Une cour d’appel américaine a annulé les règles de la Federal Communications Commission destinées à limiter la discrimination dans l’accès au haut débit, offrant une victoire juridique importante aux fournisseurs d’accès à internet et aux groupes du secteur du câble. La décision supprime un cadre de l’ère Biden qui permettait à la FCC d’enquêter sur des pratiques produisant des résultats inégaux en matière de haut débit et de sanctionner ces pratiques, même lorsqu’aucune intention discriminatoire explicite n’était documentée.

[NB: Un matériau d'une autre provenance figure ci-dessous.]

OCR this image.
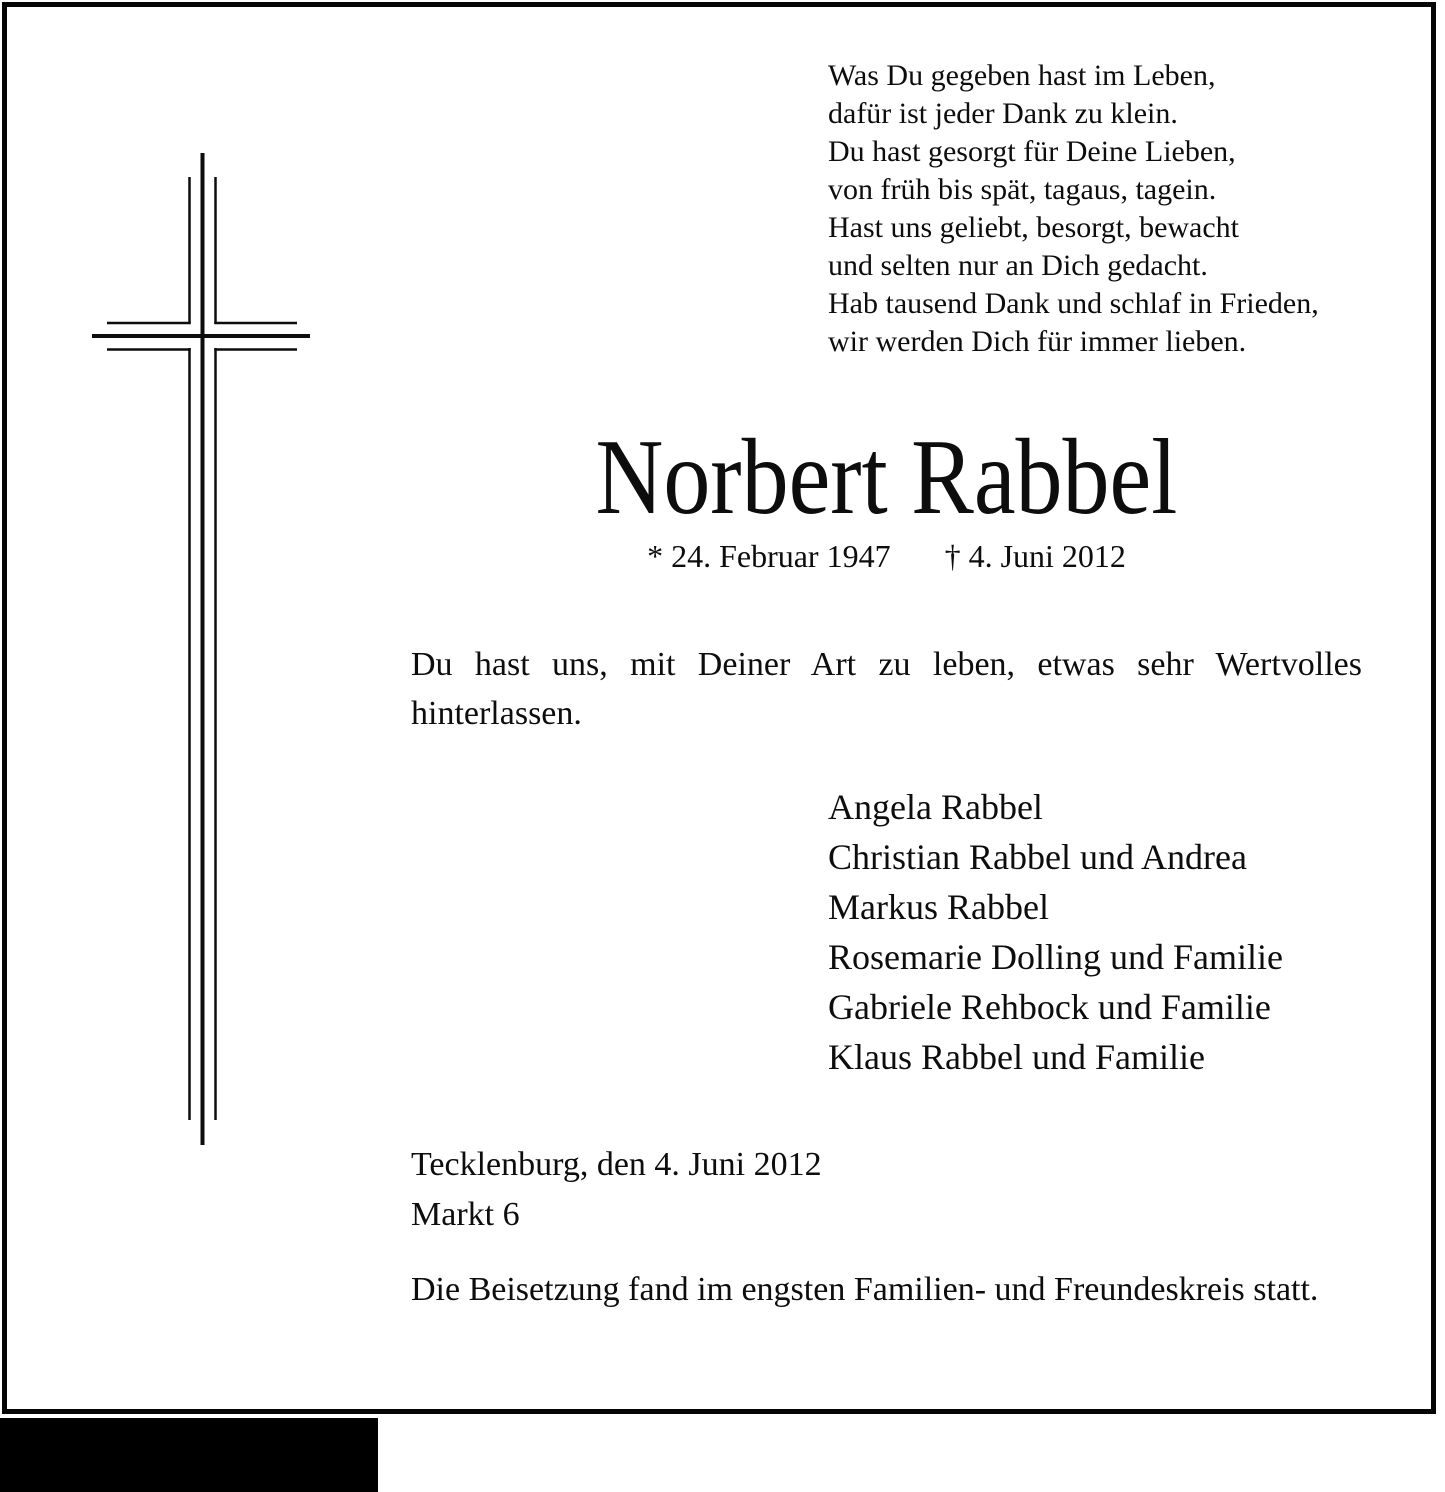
Was Du gegeben hast im Leben,
dafür ist jeder Dank zu klein.
Du hast gesorgt für Deine Lieben,
von früh bis spät, tagaus, tagein.
Hast uns geliebt, besorgt, bewacht
und selten nur an Dich gedacht.
Hab tausend Dank und schlaf in Frieden,
wir werden Dich für immer lieben.
Norbert Rabbel
* 24. Februar 1947 † 4. Juni 2012

Du hast uns, mit Deiner Art zu leben, etwas sehr Wertvolles hinterlassen.

Angela Rabbel
Christian Rabbel und Andrea
Markus Rabbel
Rosemarie Dolling und Familie
Gabriele Rehbock und Familie
Klaus Rabbel und Familie
Tecklenburg, den 4. Juni 2012
Markt 6

Die Beisetzung fand im engsten Familien- und Freundeskreis statt.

La décision, rendue par la Cour d’appel des États-Unis pour le 8e circuit, conclut que la FCC a outrepassé ses pouvoirs en adoptant un critère juridique fondé sur le disparate impact plutôt que sur le disparate treatment. En pratique, cette distinction est capitale. Un critère de disparate treatment exige généralement la preuve d’une discrimination intentionnelle, tandis qu’un critère de disparate impact peut viser des politiques qui nuisent à des communautés protégées même si aucun décideur n’affirme ouvertement un motif discriminatoire.

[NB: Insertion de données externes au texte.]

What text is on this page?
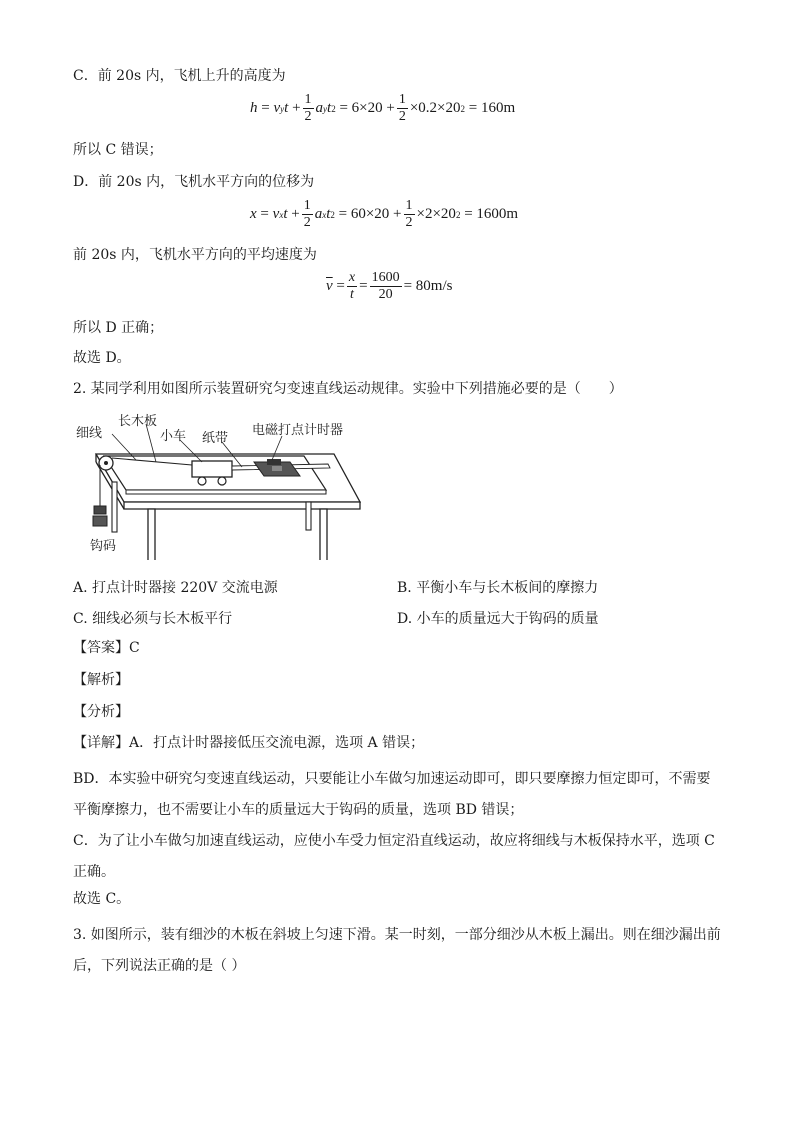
C．前 20s 内，飞机上升的高度为
h
=
v y t
+ $\frac{1}{2}$ a y t 2
= $6\times 20 + \frac{1}{2} \times 0.2\times 20$ 2
= 160m
所以 C 错误；
D．前 20s 内，飞机水平方向的位移为
x
=
v x t
+ $\frac{1}{2}$ a x t 2
= $60\times 20 + \frac{1}{2} \times 2\times 20$ 2
= 1600m
前 20s 内，飞机水平方向的平均速度为
$\overline{v}$
= $\frac{x}{t} = \frac{1600}{20} = 80m/s$
所以 D 正确；
故选 D。
2. 某同学利用如图所示装置研究匀变速直线运动规律。实验中下列措施必要的是（　　）
细线
长木板
小车 纸带
电磁打点计时器
钩码
A. 打点计时器接 220V 交流电源	B. 平衡小车与长木板间的摩擦力
C. 细线必须与长木板平行	D. 小车的质量远大于钩码的质量
【答案】C
【解析】
【分析】
【详解】A．打点计时器接低压交流电源，选项 A 错误；
BD．本实验中研究匀变速直线运动，只要能让小车做匀加速运动即可，即只要摩擦力恒定即可，不需要平衡摩擦力，也不需要让小车的质量远大于钩码的质量，选项 BD 错误；
C．为了让小车做匀加速直线运动，应使小车受力恒定沿直线运动，故应将细线与木板保持水平，选项 C 正确。
故选 C。
3. 如图所示，装有细沙的木板在斜坡上匀速下滑。某一时刻，一部分细沙从木板上漏出。则在细沙漏出前后，下列说法正确的是（ ）
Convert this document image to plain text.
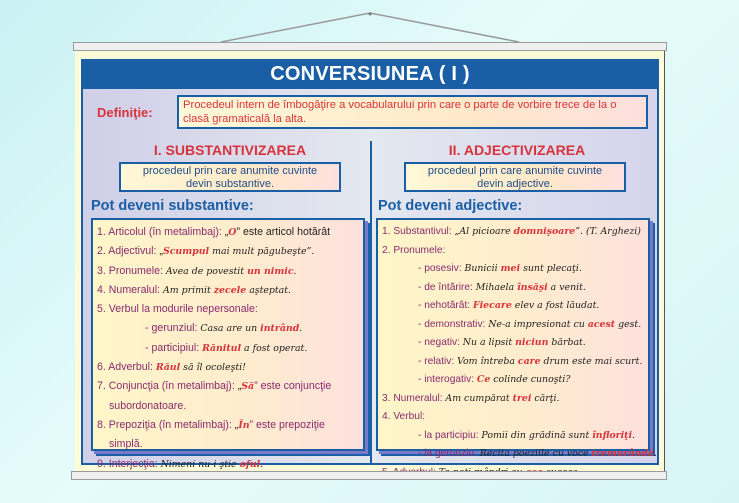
CONVERSIUNEA ( I )
Definiţie:	Procedeul intern de îmbogăţire a vocabularului prin care o parte de vorbire trece de la o clasă gramaticală la alta.
I. SUBSTANTIVIZAREA
procedeul prin care anumite cuvinte
devin substantive.
Pot deveni substantive:
1. Articolul (în metalimbaj): „O” este articol hotărât
2. Adjectivul: „Scumpul mai mult păgubeşte”.
3. Pronumele: Avea de povestit un nimic.
4. Numeralul: Am primit zecele aşteptat.
5. Verbul la modurile nepersonale:
- gerunziul: Casa are un intrând.
- participiul: Rănitul a fost operat.
6. Adverbul: Răul să îl ocoleşti!
7. Conjuncţia (în metalimbaj): „Să” este conjuncţie
subordonatoare.
8. Prepoziţia (în metalimbaj): „În” este prepoziţie
simplă.
9. Interjecţia: Nimeni nu-i ştie oful.
II. ADJECTIVIZAREA
procedeul prin care anumite cuvinte
devin adjective.
Pot deveni adjective:
1. Substantivul: „Al picioare domnişoare”. (T. Arghezi)
2. Pronumele:
- posesiv: Bunicii mei sunt plecaţi.
- de întărire: Mihaela însăşi a venit.
- nehotărât: Fiecare elev a fost lăudat.
- demonstrativ: Ne-a impresionat cu acest gest.
- negativ: Nu a lipsit niciun bărbat.
- relativ: Vom întreba care drum este mai scurt.
- interogativ: Ce colinde cunoşti?
3. Numeralul: Am cumpărat trei cărţi.
4. Verbul:
- la participiu: Pomii din grădină sunt înfloriţi.
- la gerunziu: Recita poeziile cu voce tremurândă.
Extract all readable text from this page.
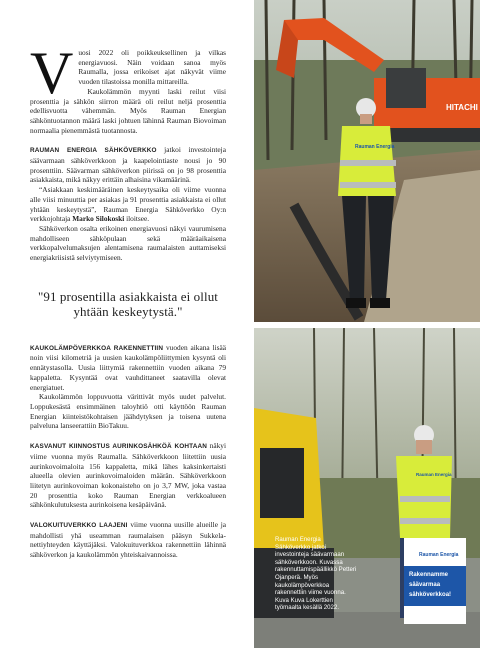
V uosi 2022 oli poikkeuksellinen ja vilkas energiavuosi. Näin voidaan sanoa myös Raumalla, jossa erikoiset ajat näkyvät viime vuoden tilastoissa monilla mittareilla.

Kaukolämmön myynti laski reilut viisi prosenttia ja sähkön siirron määrä oli reilut neljä prosenttia edellisvuotta vähemmän. Myös Rauman Energian sähköntuotannon määrä laski johtuen lähinnä Rauman Biovoiman normaalia pienemmästä tuotannosta.

RAUMAN ENERGIA SÄHKÖVERKKO jatkoi investointeja säävarmaan sähköverkkoon ja kaapelointiaste nousi jo 90 prosenttiin. Säävarman sähköverkon piirissä on jo 98 prosenttia asiakkaista, mikä näkyy erittäin alhaisina vikamäärinä.

“Asiakkaan keskimääräinen keskeytysaika oli viime vuonna alle viisi minuuttia per asiakas ja 91 prosenttia asiakkaista ei ollut yhtään keskeytystä”, Rauman Energia Sähköverkko Oy:n verkkojohtaja Marko Silokoski iloitsee.

Sähköverkon osalta erikoinen energiavuosi näkyi vaurumisena mahdolliseen sähköpulaan sekä määräaikaisena verkkopalvelumaksujen alentamisena raumalaisten auttamiseksi energiakriisistä selviytymiseen.

"91 prosentilla asiakkaista ei ollut yhtään keskeytystä."

KAUKOLÄMPÖVERKKOA RAKENNETTIIN vuoden aikana lisää noin viisi kilometriä ja uusien kaukolämpöliittymien kysyntä oli ennätystasolla. Uusia liittymiä rakennettiin vuoden aikana 79 kappaletta. Kysyntää ovat vauhdittaneet saatavilla olevat energiatuet.

Kaukolämmön loppuvuotta värittivät myös uudet palvelut. Loppukesästä ensimmäinen taloyhtiö otti käyttöön Rauman Energian kiinteistökohtaisen jäähdytyksen ja toisena uutena palveluna lanseerattiin BioTakuu.

KASVANUT KIINNOSTUS AURINKOSÄHKÖÄ KOHTAAN näkyi viime vuonna myös Raumalla. Sähköverkkoon liitettiin uusia aurinkovoimaloita 156 kappaletta, mikä lähes kaksinkertaisti alueella olevien aurinkovoimaloiden määrän. Sähköverkkoon liitetyn aurinkovoiman kokonaisteho on jo 3,7 MW, joka vastaa 20 prosenttia koko Rauman Energian verkkoalueen sähkönkulutuksesta aurinkoisena kesäpäivänä.

VALOKUITUVERKKO LAAJENI viime vuonna uusille alueille ja mahdollisti yhä useamman raumalaisen pääsyn Sukkela-nettiyhteyden käyttäjäksi. Valokuituverkkoa rakennettiin lähinnä sähköverkon ja kaukolämmön yhteiskaivannoissa.

HITACHI
Rauman Energia
Rauman Energia
Rauman Energia
Rakennamme
säävarmaa
sähköverkkoa!
Rauman Energia Sähköverkko jatkoi investointeja säävarmaan sähköverkkoon. Kuvassa rakennuttamispäällikkö Petteri Ojanperä. Myös kaukolämpöverkkoa rakennettiin viime vuonna. Kuva Kuva Lokerttien työmaalta kesällä 2022.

La cour a également estimé que la FCC allait trop loin en appliquant ces règles à des entités allant au-delà des entreprises qui fournissent directement l’accès internet aux abonnés. Cette partie de la décision réduit encore le champ des entités que l’agence aurait pu examiner dans le cadre de cette politique.

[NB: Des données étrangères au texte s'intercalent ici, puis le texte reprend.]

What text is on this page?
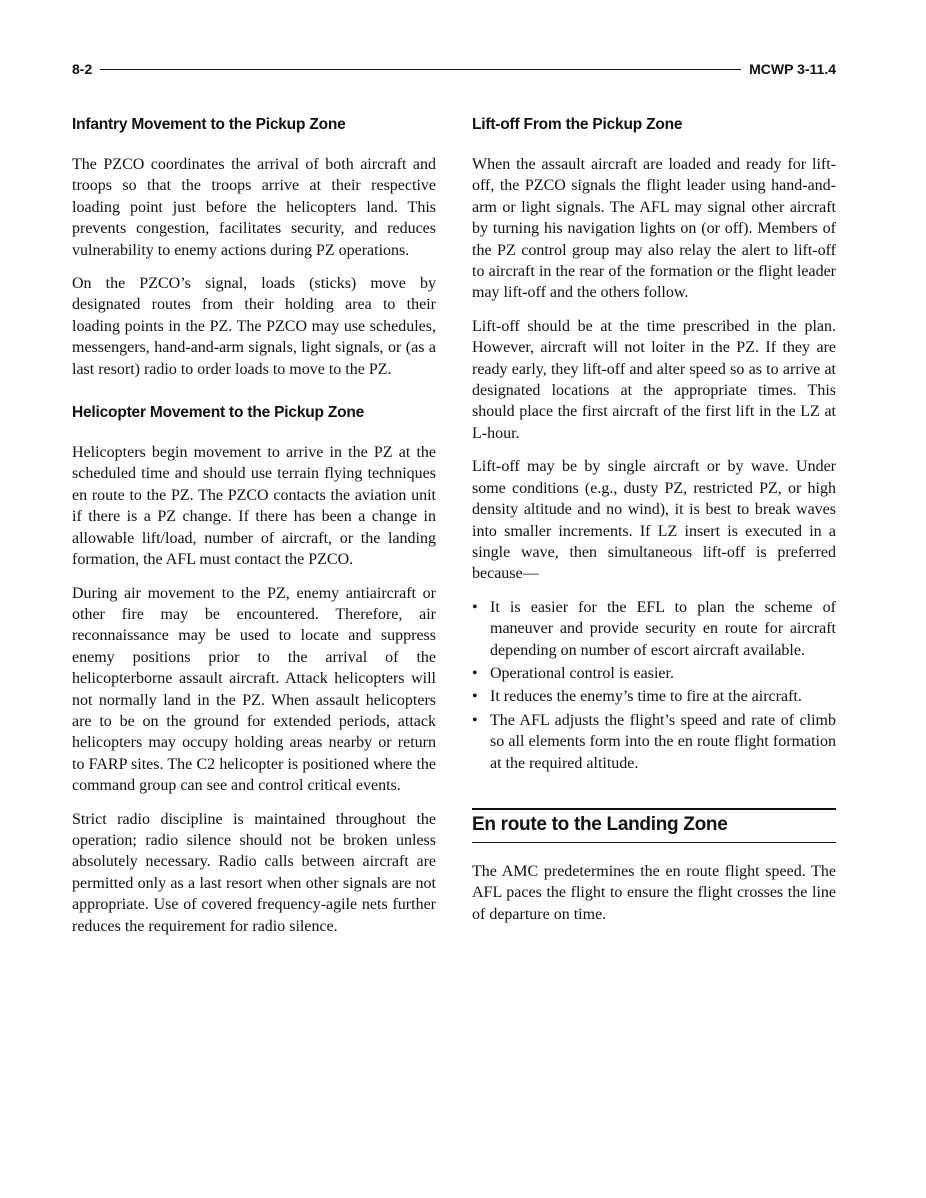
8-2	MCWP 3-11.4
Infantry Movement to the Pickup Zone

The PZCO coordinates the arrival of both aircraft and troops so that the troops arrive at their respective loading point just before the helicopters land. This prevents congestion, facilitates security, and reduces vulnerability to enemy actions during PZ operations.

On the PZCO’s signal, loads (sticks) move by designated routes from their holding area to their loading points in the PZ. The PZCO may use schedules, messengers, hand-and-arm signals, light signals, or (as a last resort) radio to order loads to move to the PZ.

Helicopter Movement to the Pickup Zone

Helicopters begin movement to arrive in the PZ at the scheduled time and should use terrain flying techniques en route to the PZ. The PZCO contacts the aviation unit if there is a PZ change. If there has been a change in allowable lift/load, number of aircraft, or the landing formation, the AFL must contact the PZCO.

During air movement to the PZ, enemy antiaircraft or other fire may be encountered. Therefore, air reconnaissance may be used to locate and suppress enemy positions prior to the arrival of the helicopterborne assault aircraft. Attack helicopters will not normally land in the PZ. When assault helicopters are to be on the ground for extended periods, attack helicopters may occupy holding areas nearby or return to FARP sites. The C2 helicopter is positioned where the command group can see and control critical events.

Strict radio discipline is maintained throughout the operation; radio silence should not be broken unless absolutely necessary. Radio calls between aircraft are permitted only as a last resort when other signals are not appropriate. Use of covered frequency-agile nets further reduces the requirement for radio silence.

Lift-off From the Pickup Zone

When the assault aircraft are loaded and ready for lift-off, the PZCO signals the flight leader using hand-and-arm or light signals. The AFL may signal other aircraft by turning his navigation lights on (or off). Members of the PZ control group may also relay the alert to lift-off to aircraft in the rear of the formation or the flight leader may lift-off and the others follow.

Lift-off should be at the time prescribed in the plan. However, aircraft will not loiter in the PZ. If they are ready early, they lift-off and alter speed so as to arrive at designated locations at the appropriate times. This should place the first aircraft of the first lift in the LZ at L-hour.

Lift-off may be by single aircraft or by wave. Under some conditions (e.g., dusty PZ, restricted PZ, or high density altitude and no wind), it is best to break waves into smaller increments. If LZ insert is executed in a single wave, then simultaneous lift-off is preferred because—

• It is easier for the EFL to plan the scheme of maneuver and provide security en route for aircraft depending on number of escort aircraft available.
• Operational control is easier.
• It reduces the enemy’s time to fire at the aircraft.
• The AFL adjusts the flight’s speed and rate of climb so all elements form into the en route flight formation at the required altitude.
En route to the Landing Zone

The AMC predetermines the en route flight speed. The AFL paces the flight to ensure the flight crosses the line of departure on time.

Pourquoi cette règle comptait

Les règles désormais invalidées visaient à répondre à des préoccupations de longue date concernant les services de haut débit inégalement distribués dans les communautés à faible revenu et les communautés racisées. Selon le texte source, le cadre permettait aux consommateurs de déposer des plaintes pour discrimination dans l’accès au haut débit. La FCC avait indiqué qu’elle examinerait si des politiques ou pratiques, en l’absence de justification technique ou économique légitime, produisaient des résultats d’accès différents selon le niveau de revenu, la race, l’ethnicité, la couleur, la religion ou l’origine nationale.

Cette approche était notable parce que l’inégalité du haut débit ne se manifeste souvent pas sous la forme d’une exclusion ouverte. Les critiques ont plutôt soutenu qu’elle peut se traduire par un service plus lent, des infrastructures plus anciennes, des prix plus élevés ou un investissement réseau plus faible dans certains quartiers. La règle de la FCC cherchait à créer un mécanisme d’application pour ces schémas, même en l’absence d’un mémo irréfutable ou de preuve directe d’un parti pris conscient.

Le rejet de ce critère par la cour signifie que la tâche de l’agence devient beaucoup plus difficile. Si les régulateurs ne peuvent agir que lorsqu’ils prouvent une discrimination délibérée, de nombreux écarts que les défenseurs disent observer dans les services réels pourraient être beaucoup plus difficiles à contester avec succès.